The Saudi Kingdom is the largest oil producer in the world—occasionally surpassed by Russia—and essentially dominates the oil market due to its large excess production capacity, which it can ramp up to 12 mbd. A prolonged and massive disruption of Saudi oil production would significantly affect global energy markets and economic activity. However, for this economic analysis we look only at the effects on the United States. The impact in Asia, a principal customer of Saudi oil, would likely be much worse. It is difficult to calculate the magnitude of the panic in the global capital market that such a scenario would cause.

We modeled total cessation of Saudi oil production, an 8.4 million-barrels-per-day reduction, for one year followed by a two-year recovery. For the purpose of this exercise, we optimistically assumed that repairing destroyed and damaged facilities and gradually restoring oil exports to the previous level would take approximately two years. In reality, the repairs and production recovery could take much longer.

Even though withdrawals from strategic petroleum reserves (SPRs)—emergency oil stores in the U.S. and Europe and to a lesser degree in China and Japan—start immediately, SPRs cannot compensate for such a massive disruption.
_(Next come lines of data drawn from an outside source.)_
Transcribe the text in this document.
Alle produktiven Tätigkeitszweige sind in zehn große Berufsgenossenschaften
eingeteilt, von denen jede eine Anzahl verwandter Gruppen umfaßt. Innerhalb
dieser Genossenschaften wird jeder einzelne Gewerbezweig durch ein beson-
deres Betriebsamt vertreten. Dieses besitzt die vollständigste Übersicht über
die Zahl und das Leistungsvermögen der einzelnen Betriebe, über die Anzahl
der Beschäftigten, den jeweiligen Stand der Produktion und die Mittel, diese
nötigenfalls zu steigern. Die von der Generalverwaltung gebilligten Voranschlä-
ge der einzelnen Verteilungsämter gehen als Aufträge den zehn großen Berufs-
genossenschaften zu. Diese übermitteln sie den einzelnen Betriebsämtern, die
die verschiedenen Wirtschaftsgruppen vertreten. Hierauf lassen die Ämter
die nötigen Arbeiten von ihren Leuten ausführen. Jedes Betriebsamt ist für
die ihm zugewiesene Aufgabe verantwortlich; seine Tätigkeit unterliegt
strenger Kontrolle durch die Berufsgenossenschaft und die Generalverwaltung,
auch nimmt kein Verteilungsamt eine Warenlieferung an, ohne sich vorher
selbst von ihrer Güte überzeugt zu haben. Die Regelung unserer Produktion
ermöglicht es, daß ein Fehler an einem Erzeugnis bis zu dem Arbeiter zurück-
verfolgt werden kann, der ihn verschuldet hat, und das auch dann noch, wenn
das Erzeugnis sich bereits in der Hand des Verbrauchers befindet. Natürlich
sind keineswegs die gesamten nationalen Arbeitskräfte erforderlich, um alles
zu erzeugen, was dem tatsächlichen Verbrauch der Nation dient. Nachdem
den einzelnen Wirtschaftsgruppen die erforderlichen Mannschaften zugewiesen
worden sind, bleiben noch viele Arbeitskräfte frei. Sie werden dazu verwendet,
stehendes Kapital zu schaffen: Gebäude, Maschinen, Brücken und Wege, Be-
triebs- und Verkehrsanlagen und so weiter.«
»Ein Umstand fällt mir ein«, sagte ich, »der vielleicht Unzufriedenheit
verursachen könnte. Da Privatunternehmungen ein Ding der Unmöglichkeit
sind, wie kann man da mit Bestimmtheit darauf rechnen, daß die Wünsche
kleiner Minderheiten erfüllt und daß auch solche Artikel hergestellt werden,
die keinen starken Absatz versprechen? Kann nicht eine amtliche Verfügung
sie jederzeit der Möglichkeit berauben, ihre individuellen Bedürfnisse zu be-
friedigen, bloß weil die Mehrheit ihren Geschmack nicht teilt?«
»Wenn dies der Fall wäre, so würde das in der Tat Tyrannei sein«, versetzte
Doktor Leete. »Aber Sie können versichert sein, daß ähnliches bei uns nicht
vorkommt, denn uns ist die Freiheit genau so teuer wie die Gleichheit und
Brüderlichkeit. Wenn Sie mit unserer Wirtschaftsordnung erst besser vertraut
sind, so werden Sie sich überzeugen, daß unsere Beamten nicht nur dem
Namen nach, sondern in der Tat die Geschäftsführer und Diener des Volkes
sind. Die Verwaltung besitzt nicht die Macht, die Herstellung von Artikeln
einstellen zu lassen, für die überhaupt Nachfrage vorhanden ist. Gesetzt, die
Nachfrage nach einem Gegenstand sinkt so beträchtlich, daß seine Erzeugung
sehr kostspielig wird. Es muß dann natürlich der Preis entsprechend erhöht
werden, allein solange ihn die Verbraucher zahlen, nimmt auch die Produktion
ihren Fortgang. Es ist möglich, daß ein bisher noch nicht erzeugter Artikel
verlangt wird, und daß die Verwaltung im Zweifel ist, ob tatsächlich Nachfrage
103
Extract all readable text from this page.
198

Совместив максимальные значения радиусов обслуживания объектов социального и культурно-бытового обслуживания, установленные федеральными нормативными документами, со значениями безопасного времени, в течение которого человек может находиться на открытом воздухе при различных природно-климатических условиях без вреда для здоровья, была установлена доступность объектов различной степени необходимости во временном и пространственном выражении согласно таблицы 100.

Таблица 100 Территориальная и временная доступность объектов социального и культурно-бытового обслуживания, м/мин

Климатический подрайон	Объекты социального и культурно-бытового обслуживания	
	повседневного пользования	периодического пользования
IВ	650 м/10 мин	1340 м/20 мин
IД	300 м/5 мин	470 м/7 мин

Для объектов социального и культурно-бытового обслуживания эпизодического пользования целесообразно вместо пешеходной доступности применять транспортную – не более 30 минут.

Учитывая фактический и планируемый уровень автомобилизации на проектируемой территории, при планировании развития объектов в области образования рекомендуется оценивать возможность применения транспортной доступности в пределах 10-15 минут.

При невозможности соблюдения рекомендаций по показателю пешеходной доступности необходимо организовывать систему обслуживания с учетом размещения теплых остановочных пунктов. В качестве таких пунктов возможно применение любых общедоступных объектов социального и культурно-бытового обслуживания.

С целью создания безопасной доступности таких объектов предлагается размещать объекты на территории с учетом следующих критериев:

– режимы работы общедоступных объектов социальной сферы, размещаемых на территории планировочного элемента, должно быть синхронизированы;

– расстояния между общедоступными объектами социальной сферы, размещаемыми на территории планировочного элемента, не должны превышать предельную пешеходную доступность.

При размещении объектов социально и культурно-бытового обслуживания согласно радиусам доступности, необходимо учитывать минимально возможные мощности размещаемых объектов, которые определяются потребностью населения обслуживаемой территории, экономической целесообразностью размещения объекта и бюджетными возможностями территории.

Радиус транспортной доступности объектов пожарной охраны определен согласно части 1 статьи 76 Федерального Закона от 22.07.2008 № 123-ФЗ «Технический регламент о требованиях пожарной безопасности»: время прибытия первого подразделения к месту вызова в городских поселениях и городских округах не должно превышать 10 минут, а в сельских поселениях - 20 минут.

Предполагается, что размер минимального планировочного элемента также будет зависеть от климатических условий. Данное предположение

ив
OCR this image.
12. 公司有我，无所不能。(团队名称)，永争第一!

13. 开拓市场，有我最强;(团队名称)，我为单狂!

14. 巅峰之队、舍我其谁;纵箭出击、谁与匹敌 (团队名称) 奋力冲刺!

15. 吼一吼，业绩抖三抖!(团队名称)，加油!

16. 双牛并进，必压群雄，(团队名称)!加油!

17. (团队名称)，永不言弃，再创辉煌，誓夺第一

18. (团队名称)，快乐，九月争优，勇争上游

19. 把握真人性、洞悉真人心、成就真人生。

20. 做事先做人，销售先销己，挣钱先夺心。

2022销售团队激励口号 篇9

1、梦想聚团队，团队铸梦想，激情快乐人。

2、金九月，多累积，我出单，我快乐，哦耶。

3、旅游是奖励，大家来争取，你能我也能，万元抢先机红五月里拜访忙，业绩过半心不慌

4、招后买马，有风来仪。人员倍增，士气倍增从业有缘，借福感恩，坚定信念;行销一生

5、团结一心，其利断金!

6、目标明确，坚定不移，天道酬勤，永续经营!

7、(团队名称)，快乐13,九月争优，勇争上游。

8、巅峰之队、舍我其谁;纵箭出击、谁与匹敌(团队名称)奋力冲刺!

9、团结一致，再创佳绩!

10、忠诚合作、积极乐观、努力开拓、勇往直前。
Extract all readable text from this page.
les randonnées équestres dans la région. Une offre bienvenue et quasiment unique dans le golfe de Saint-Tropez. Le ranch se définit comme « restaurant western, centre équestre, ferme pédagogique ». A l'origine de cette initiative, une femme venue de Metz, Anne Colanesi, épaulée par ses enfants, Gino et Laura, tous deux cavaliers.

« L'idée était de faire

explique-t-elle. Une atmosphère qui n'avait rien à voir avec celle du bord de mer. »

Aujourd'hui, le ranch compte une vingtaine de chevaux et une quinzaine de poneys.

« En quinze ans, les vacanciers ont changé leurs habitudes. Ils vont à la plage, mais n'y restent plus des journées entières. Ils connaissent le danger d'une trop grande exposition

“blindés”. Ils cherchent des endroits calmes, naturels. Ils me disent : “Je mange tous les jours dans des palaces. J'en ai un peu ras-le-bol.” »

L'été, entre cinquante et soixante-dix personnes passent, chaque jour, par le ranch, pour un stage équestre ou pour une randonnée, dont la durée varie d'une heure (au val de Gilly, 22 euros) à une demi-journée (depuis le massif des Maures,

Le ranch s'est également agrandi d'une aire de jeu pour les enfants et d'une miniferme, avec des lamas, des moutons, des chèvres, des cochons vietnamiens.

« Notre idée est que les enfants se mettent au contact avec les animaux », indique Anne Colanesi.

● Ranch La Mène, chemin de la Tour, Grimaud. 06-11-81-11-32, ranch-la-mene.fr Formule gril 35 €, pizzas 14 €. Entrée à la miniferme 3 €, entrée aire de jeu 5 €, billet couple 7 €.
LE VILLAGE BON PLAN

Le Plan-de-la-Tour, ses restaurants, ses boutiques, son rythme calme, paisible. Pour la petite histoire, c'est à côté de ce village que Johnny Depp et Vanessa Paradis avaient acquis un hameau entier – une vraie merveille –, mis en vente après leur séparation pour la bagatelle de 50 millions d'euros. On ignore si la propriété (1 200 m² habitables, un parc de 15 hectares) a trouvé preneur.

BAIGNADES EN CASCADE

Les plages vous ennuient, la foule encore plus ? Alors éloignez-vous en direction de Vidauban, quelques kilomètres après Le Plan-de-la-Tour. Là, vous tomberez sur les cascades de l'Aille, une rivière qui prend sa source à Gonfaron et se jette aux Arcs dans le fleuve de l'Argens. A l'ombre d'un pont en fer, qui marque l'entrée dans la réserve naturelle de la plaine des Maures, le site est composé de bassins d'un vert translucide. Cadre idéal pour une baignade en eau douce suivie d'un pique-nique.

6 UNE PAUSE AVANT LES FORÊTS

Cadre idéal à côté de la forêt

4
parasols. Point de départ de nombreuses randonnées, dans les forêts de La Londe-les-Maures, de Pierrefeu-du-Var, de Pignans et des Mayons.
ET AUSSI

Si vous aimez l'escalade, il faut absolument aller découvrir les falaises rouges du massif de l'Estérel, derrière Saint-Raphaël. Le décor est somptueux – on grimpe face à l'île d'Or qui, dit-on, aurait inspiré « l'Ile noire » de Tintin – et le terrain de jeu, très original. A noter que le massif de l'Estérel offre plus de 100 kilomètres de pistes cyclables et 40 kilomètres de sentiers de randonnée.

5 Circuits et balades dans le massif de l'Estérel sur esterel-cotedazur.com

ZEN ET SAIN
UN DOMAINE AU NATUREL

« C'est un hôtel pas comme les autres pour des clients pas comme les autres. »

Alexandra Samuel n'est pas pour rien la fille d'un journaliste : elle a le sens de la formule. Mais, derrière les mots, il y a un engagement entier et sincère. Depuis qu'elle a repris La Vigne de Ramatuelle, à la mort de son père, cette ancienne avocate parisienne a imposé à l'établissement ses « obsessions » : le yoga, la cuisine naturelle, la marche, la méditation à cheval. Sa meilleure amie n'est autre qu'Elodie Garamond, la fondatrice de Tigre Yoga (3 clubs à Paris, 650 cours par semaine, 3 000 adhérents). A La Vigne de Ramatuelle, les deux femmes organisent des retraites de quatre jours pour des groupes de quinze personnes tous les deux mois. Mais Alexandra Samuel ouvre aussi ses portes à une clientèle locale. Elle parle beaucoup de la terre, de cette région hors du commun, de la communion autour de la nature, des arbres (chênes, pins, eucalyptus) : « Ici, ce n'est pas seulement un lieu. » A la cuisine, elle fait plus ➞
We would expect to see the following impacts over the three-year course of production loss and recovery:

  • Gasoline prices jump to more than $6.50 per gallon,
  • Petroleum prices jump from $100 per barrel to more than $220 per barrel,
  • Employment losses exceed 1.5 million jobs, and
  • Gross domestic product (GDP) drops by nearly $450 billion.

Daily withdrawal of 3 mbd from the strategic petroleum reserves—half from the U.S. reserve and half from other countries as coordinated through the International Energy Agency (IEA)—would offset barely one-third of the lost Saudi production in the first quarter. These combined SPR withdrawals would drop to 2 mbd in the second quarter, 1 mbd for the third quarter, and 0.5 mbd for the fourth quarter.

Saudi production recovers to an average of 2.8 mbd in the second year and 5.6 mbd in the third year. It fully recovers by the fourth year, and petroleum and gasoline prices return to the baseline. However, the initial shock of the net loss of 5.4 mbd in the petroleum market has a corresponding impact on the U.S. economy with the greatest impacts occurring in the first two years.

Over the first two years, U.S. GDP loses $214 billion per year. Employment averages 1.1 million jobs below the baseline, bottoming out at more than 1.5 million lost jobs in the second quarter of the second year. Petroleum prices rise more than 120 percent in the first quarter to more than $220 per barrel. At the end of the second year, petroleum prices are still 45 percent above the baseline at $138 per barrel. The gasoline price immediately rises to over $6.50 per gallon. Although it moderates as the economy adjusts to the shock, it is still 28 percent above the baseline at the end of the second year. For the entire three-year period of loss and recovery, employment averages 900,000 fewer jobs and GDP losses total nearly $450 billion, an average loss of $150 billion per year.